W. S. Hassell & Co. v. Daniels' Roanoke River Line Steamboat Co.

84 S.E. 363 | N.C. | 1915

Action to recover value of a bale of cotton, which was commenced before a justice of the peace and heard on appeal in the Superior Court.

The summons was issued against and served on J. L. Davenport, agent for the Daniels' Roanoke River Line Steamboat Company.

Judgment was rendered in favor of the plaintiff before the justice of the peace, and the defendant appealed.

In the Superior Court an order was made that the Daniels' Roanoke Steamboat Company be made a party defendant, and said company was entered upon the record as a defendant, but no summons was issued.

The case on appeal to this Court is entitled Hassell v.

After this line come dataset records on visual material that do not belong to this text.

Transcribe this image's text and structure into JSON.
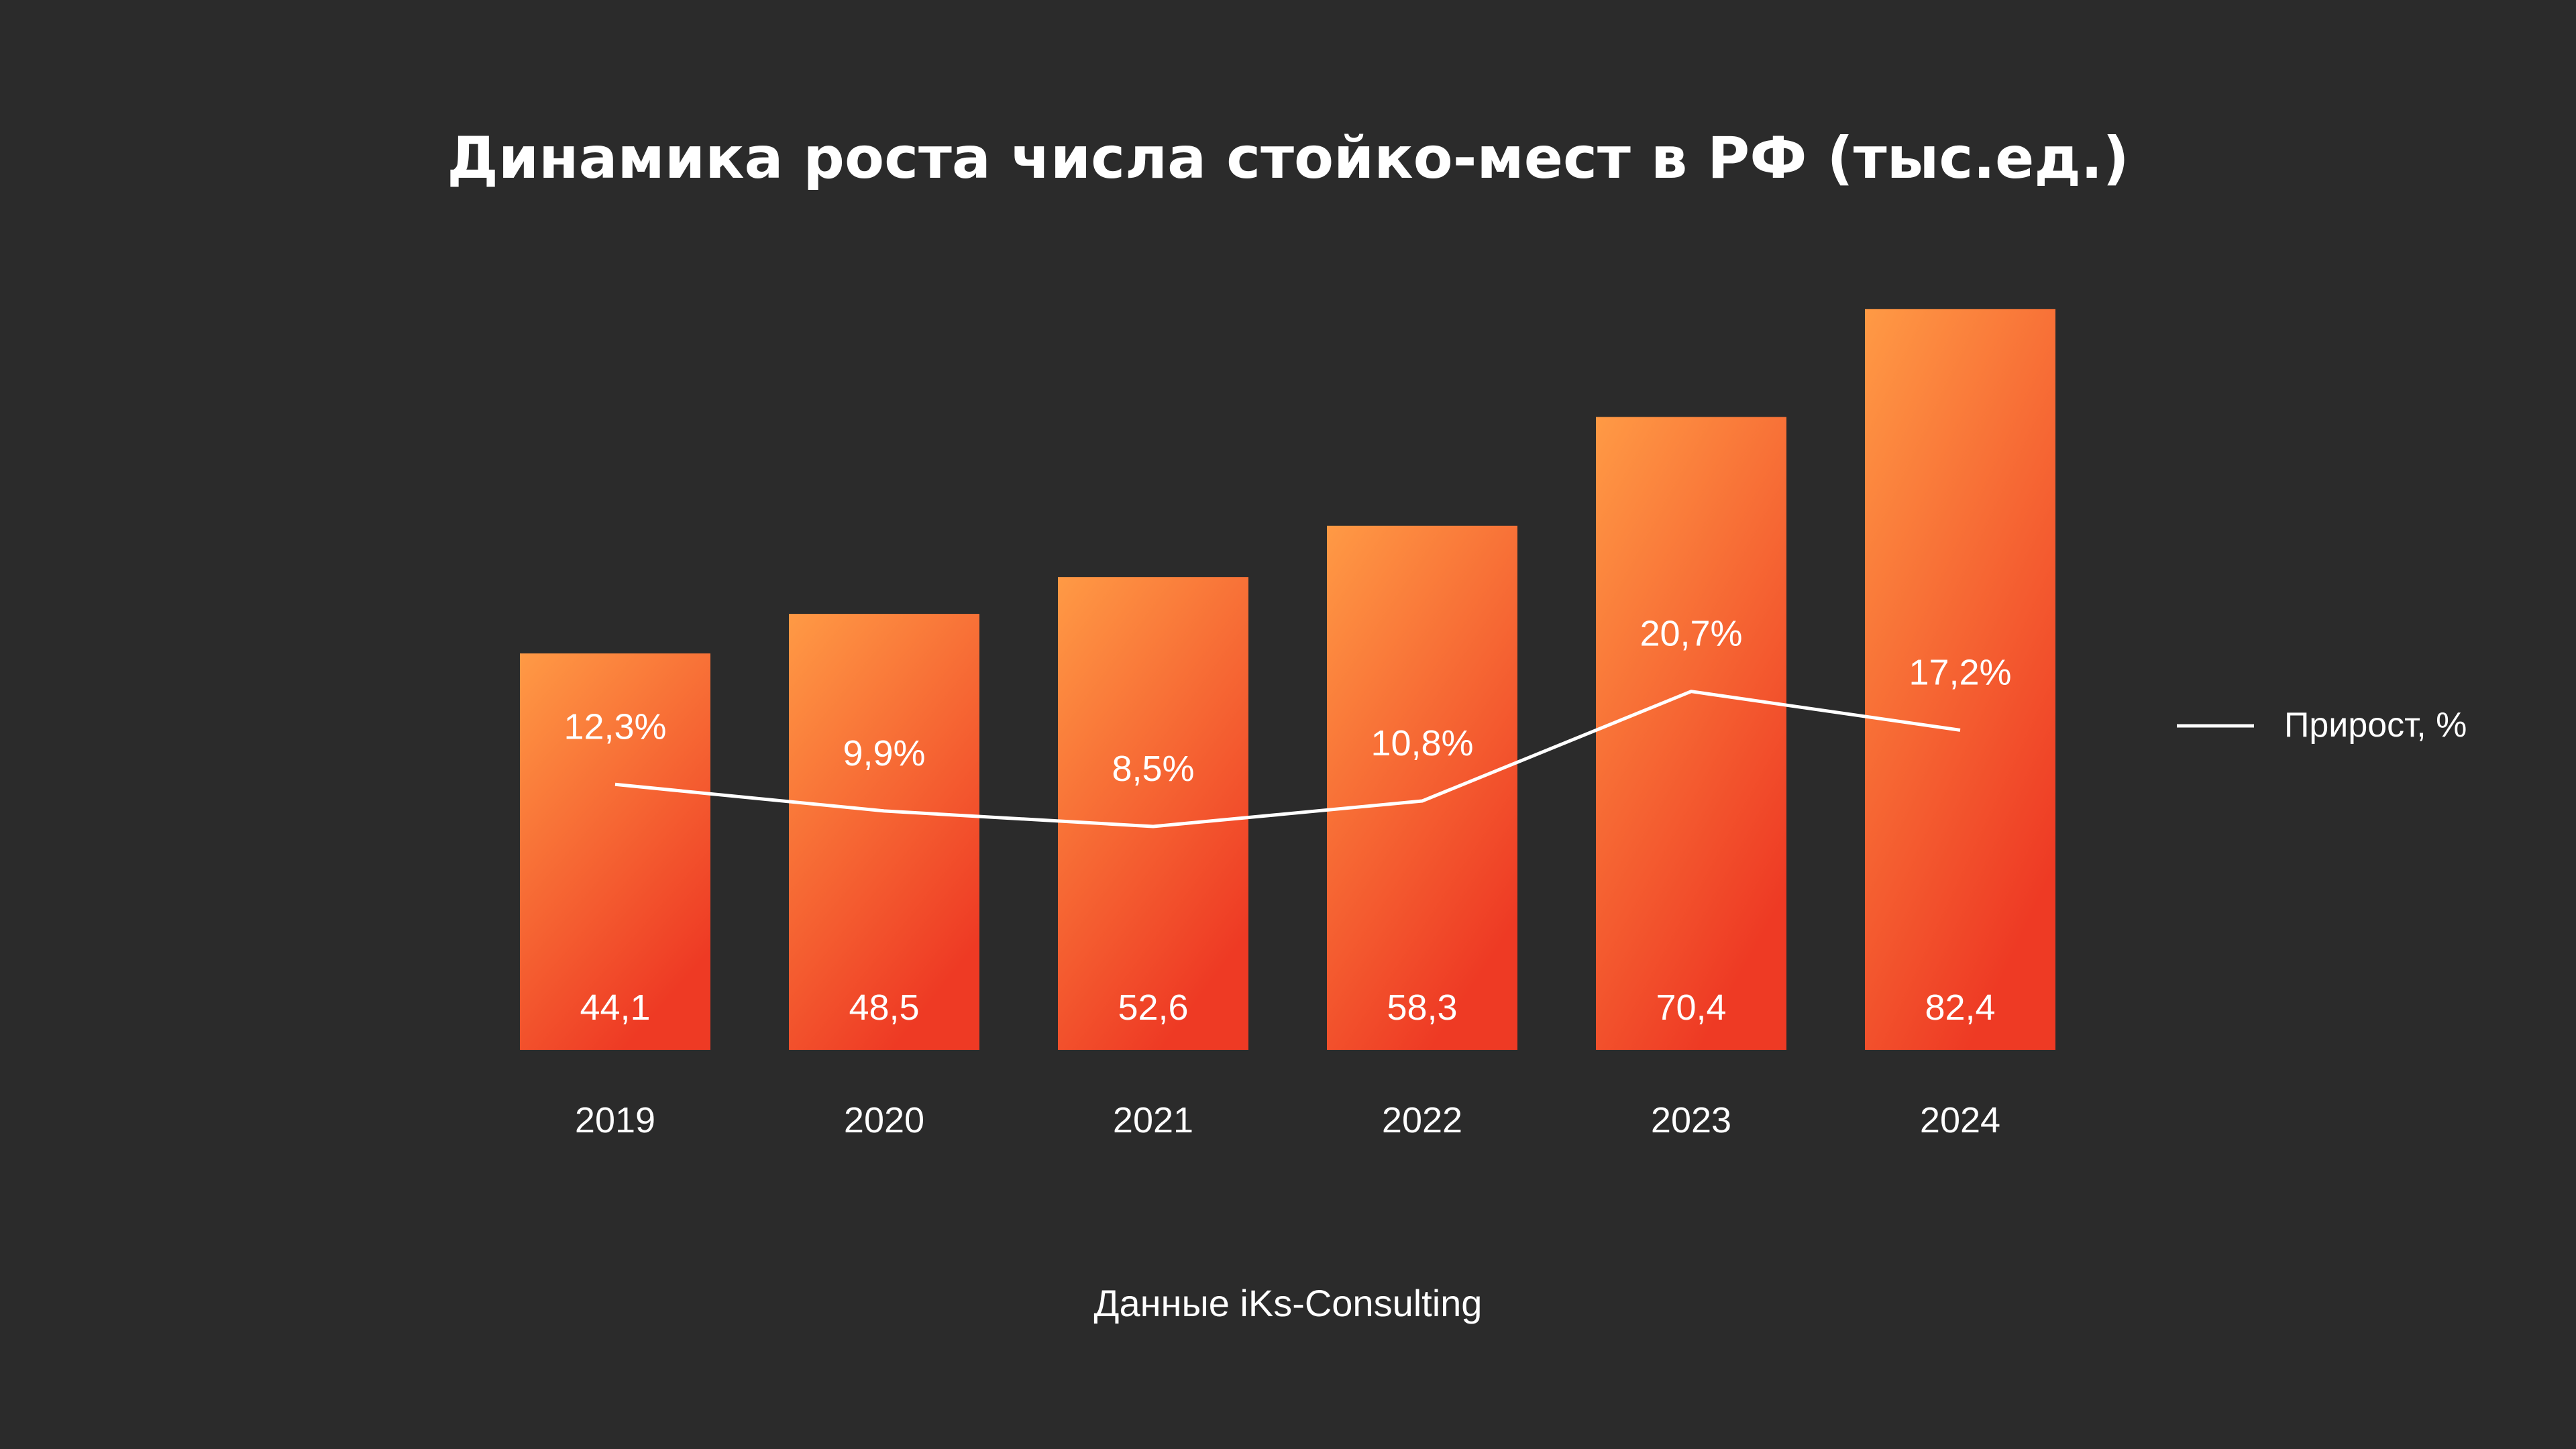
{
  "title": "Динамика роста числа стойко-мест в РФ (тыс.ед.)",
  "source": "Данные iKs-Consulting",
  "colors": {
    "background": "#2b2b2b",
    "bar_top": "#ff9a45",
    "bar_bottom": "#ee3a24",
    "line": "#ffffff",
    "text": "#ffffff"
  },
  "chart_data": {
    "type": "bar",
    "title": "Динамика роста числа стойко-мест в РФ (тыс.ед.)",
    "categories": [
      "2019",
      "2020",
      "2021",
      "2022",
      "2023",
      "2024"
    ],
    "series": [
      {
        "type": "bar",
        "values": [
          44.1,
          48.5,
          52.6,
          58.3,
          70.4,
          82.4
        ],
        "labels": [
          "44,1",
          "48,5",
          "52,6",
          "58,3",
          "70,4",
          "82,4"
        ]
      },
      {
        "type": "line",
        "name": "Прирост, %",
        "values": [
          12.3,
          9.9,
          8.5,
          10.8,
          20.7,
          17.2
        ],
        "labels": [
          "12,3%",
          "9,9%",
          "8,5%",
          "10,8%",
          "20,7%",
          "17,2%"
        ]
      }
    ],
    "legend": {
      "position": "right",
      "entries": [
        "Прирост, %"
      ]
    },
    "grid": false,
    "axes_visible": false
  }
}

Daniels' RoanokeRiver Line Steamboat Company, and it states that the case was tried "on an appeal by defendant from the justice of the peace's court to recover the sum of sixty dollars ($60) for the loss of one bale of cotton. The defendant denied owing the plaintiff anything. The pleadings will show the contentions fully of the parties.

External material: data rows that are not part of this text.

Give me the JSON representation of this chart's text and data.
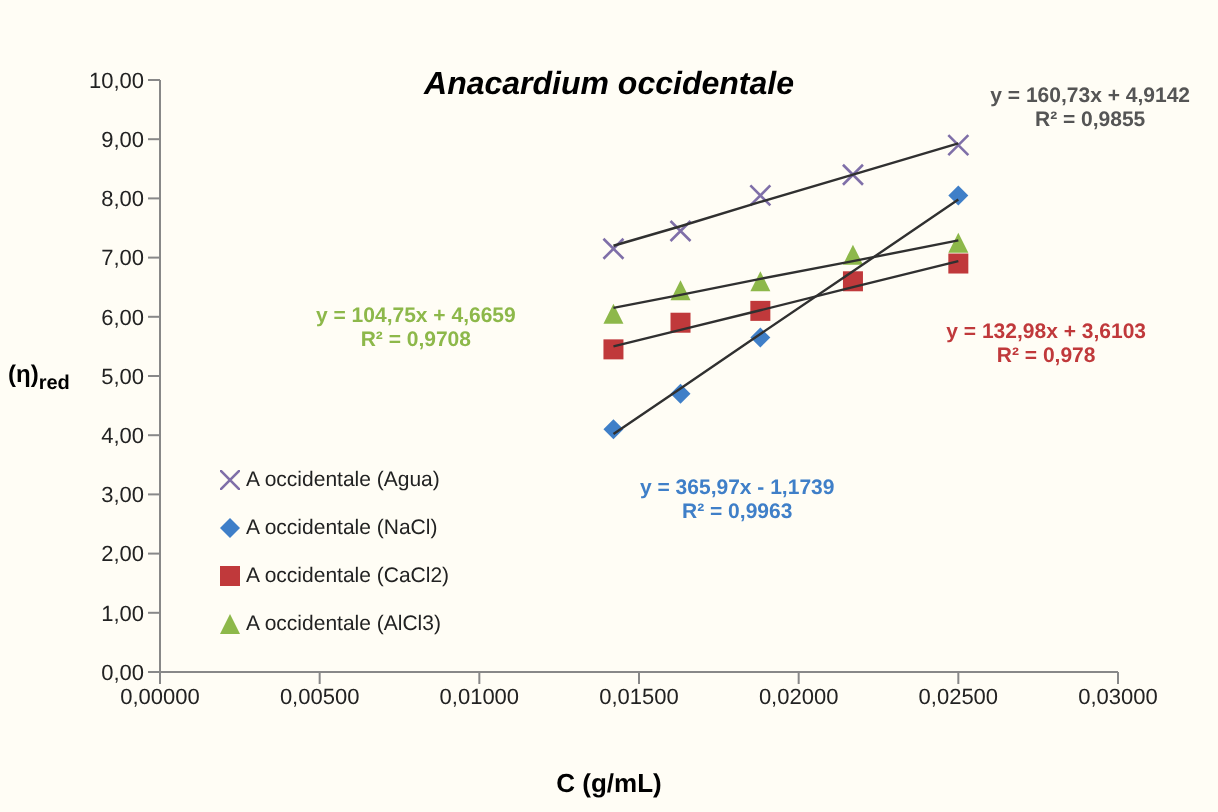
{
  "chart_data": {
    "type": "scatter",
    "title": "Anacardium occidentale",
    "xlabel": "C (g/mL)",
    "ylabel": "(η)$_{red}$",
    "x": [
      0.0142,
      0.0163,
      0.0188,
      0.0217,
      0.025
    ],
    "series": [
      {
        "name": "A occidentale (Agua)",
        "color": "#7f6fa8",
        "marker": "cross",
        "values": [
          7.15,
          7.45,
          8.05,
          8.4,
          8.9
        ]
      },
      {
        "name": "A occidentale (NaCl)",
        "color": "#3f7fc8",
        "marker": "diamond",
        "values": [
          4.1,
          4.7,
          5.65,
          null,
          8.05
        ]
      },
      {
        "name": "A occidentale (CaCl2)",
        "color": "#c0393b",
        "marker": "square",
        "values": [
          5.45,
          5.9,
          6.1,
          6.6,
          6.9
        ]
      },
      {
        "name": "A occidentale (AlCl3)",
        "color": "#8db84a",
        "marker": "triangle",
        "values": [
          6.05,
          6.45,
          6.6,
          7.05,
          7.25
        ]
      },
      {
        "type": "line",
        "color": "#303030",
        "values": [
          7.2,
          7.53,
          7.94,
          8.4,
          8.93
        ]
      },
      {
        "type": "line",
        "color": "#303030",
        "values": [
          4.02,
          4.79,
          5.71,
          6.77,
          7.98
        ]
      },
      {
        "type": "line",
        "color": "#303030",
        "values": [
          5.5,
          5.78,
          6.11,
          6.5,
          6.94
        ]
      },
      {
        "type": "line",
        "color": "#303030",
        "values": [
          6.15,
          6.37,
          6.64,
          6.94,
          7.29
        ]
      }
    ],
    "annotations": [
      "y = 160,73x + 4,9142\nR² = 0,9855",
      "y = 365,97x - 1,1739\nR² = 0,9963",
      "y = 132,98x + 3,6103\nR² = 0,978",
      "y = 104,75x + 4,6659\nR² = 0,9708"
    ],
    "xlim": [
      0,
      0.03
    ],
    "xticks": [
      {
        "value": 0,
        "label": "0,00000"
      },
      {
        "value": 0.005,
        "label": "0,00500"
      },
      {
        "value": 0.01,
        "label": "0,01000"
      },
      {
        "value": 0.015,
        "label": "0,01500"
      },
      {
        "value": 0.02,
        "label": "0,02000"
      },
      {
        "value": 0.025,
        "label": "0,02500"
      },
      {
        "value": 0.03,
        "label": "0,03000"
      }
    ],
    "ylim": [
      0,
      10
    ],
    "yticks": [
      {
        "value": 0,
        "label": "0,00"
      },
      {
        "value": 1,
        "label": "1,00"
      },
      {
        "value": 2,
        "label": "2,00"
      },
      {
        "value": 3,
        "label": "3,00"
      },
      {
        "value": 4,
        "label": "4,00"
      },
      {
        "value": 5,
        "label": "5,00"
      },
      {
        "value": 6,
        "label": "6,00"
      },
      {
        "value": 7,
        "label": "7,00"
      },
      {
        "value": 8,
        "label": "8,00"
      },
      {
        "value": 9,
        "label": "9,00"
      },
      {
        "value": 10,
        "label": "10,00"
      }
    ],
    "legend": "left",
    "grid": false
  }
}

"Before the trial began, the defendant company, through its attorneys, Martin Martin and B. A. Critcher, made a motion to dismiss the proceedings, and they made a special appearance to make this motion, and same was entered of record, for the reason that no summons has ever been issued against Daniels' Roanoke River Line, and none has ever been served upon the defendant, but summons was only issued and served upon J. L. Davenport, agent.

"Motion overruled and exception taken by defendant."

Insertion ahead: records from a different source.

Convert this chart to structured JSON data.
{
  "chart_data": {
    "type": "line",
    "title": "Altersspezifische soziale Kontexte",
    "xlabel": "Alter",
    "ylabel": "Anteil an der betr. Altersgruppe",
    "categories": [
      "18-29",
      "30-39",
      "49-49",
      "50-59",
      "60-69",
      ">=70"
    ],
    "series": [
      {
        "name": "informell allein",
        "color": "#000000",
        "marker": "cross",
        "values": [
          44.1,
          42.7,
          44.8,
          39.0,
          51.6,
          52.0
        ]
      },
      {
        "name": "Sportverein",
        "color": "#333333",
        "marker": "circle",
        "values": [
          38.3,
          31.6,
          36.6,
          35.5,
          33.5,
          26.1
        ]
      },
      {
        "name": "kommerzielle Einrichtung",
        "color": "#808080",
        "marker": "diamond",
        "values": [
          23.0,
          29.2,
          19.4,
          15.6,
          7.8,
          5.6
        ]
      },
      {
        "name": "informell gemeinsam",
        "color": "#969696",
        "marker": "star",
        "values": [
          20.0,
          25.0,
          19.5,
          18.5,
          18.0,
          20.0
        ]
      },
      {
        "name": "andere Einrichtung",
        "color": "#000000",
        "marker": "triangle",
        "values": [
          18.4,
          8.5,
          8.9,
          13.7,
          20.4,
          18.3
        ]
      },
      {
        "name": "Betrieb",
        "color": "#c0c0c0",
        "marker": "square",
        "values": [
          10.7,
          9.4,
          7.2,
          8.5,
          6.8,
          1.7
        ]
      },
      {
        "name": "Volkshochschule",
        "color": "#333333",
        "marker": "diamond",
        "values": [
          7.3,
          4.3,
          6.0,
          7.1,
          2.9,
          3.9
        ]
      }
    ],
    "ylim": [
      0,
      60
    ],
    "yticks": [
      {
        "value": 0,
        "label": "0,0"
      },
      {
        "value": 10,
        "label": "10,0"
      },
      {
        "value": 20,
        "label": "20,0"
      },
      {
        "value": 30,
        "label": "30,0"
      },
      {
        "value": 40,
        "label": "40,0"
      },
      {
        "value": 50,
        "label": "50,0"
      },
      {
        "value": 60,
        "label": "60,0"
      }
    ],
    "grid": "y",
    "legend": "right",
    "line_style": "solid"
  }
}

Both parties introduced evidence, and a verdict was rendered in favor of the plaintiff and judgment entered accordingly, from which the plaintiff appealed. If there was nothing in the record except that summons issued against and was served upon J. L. Davenport, agent for the *367 Daniels' Roanoke River Line Steamboat Company, we would not hesitate to set aside the judgment rendered against the company upon the ground of want of jurisdiction of the party — the corporation (Mauneyv. Manufacturing Co., 39 N.C. 196; Young v. Barden, 90 N.C. 424); but it also appears that the company was entered on the record as a party and that it filed a plea denying liability, and it nowhere appears that this was not done before the attempt to enter a special appearance for the purpose of the motion to dismiss because no process had been served. The filing of the plea denying liability was an appearance by the corporation, and, if made before the motion to dismiss, gave to the court as full jurisdiction of the party as if a summons (298) had been regularly issued and served (Wheeler v. Cobb, 75 N.C. 21;Scott v. Life Asso., 137 N.C. 516; Rackley v. Roberts, 147 N.C. 201), and as every intendment and presumption is in favor of the validity of the judgment and the jurisdiction of the court, it must be assumed that the plea was entered and after that time the motion to dismiss made. Mauney v. Gidney, 88 N.C. 200; Settle v. Settle,141 N.C. 553; Spillman v. Williams, 91 N.C. 483.

There is nothing in the record to rebut this presumption in favor of the judgment, and the form of the motion to dismiss strongly corroborates it, because it is made upon the ground that no summons has ever been issued or served, and not upon the ground that there has been no appearance.

We are therefore of opinion that the motion to dismiss was properly overruled, and as there is no other exception relied on, the judgment is affirmed.

No error.

Cited: Wooten v. Cunningham, 171 N.C. 127; Comrs. of Buncombe v. Scales,171 N.C. 526; Gordon v. Gas Co., 178 N.C. 440.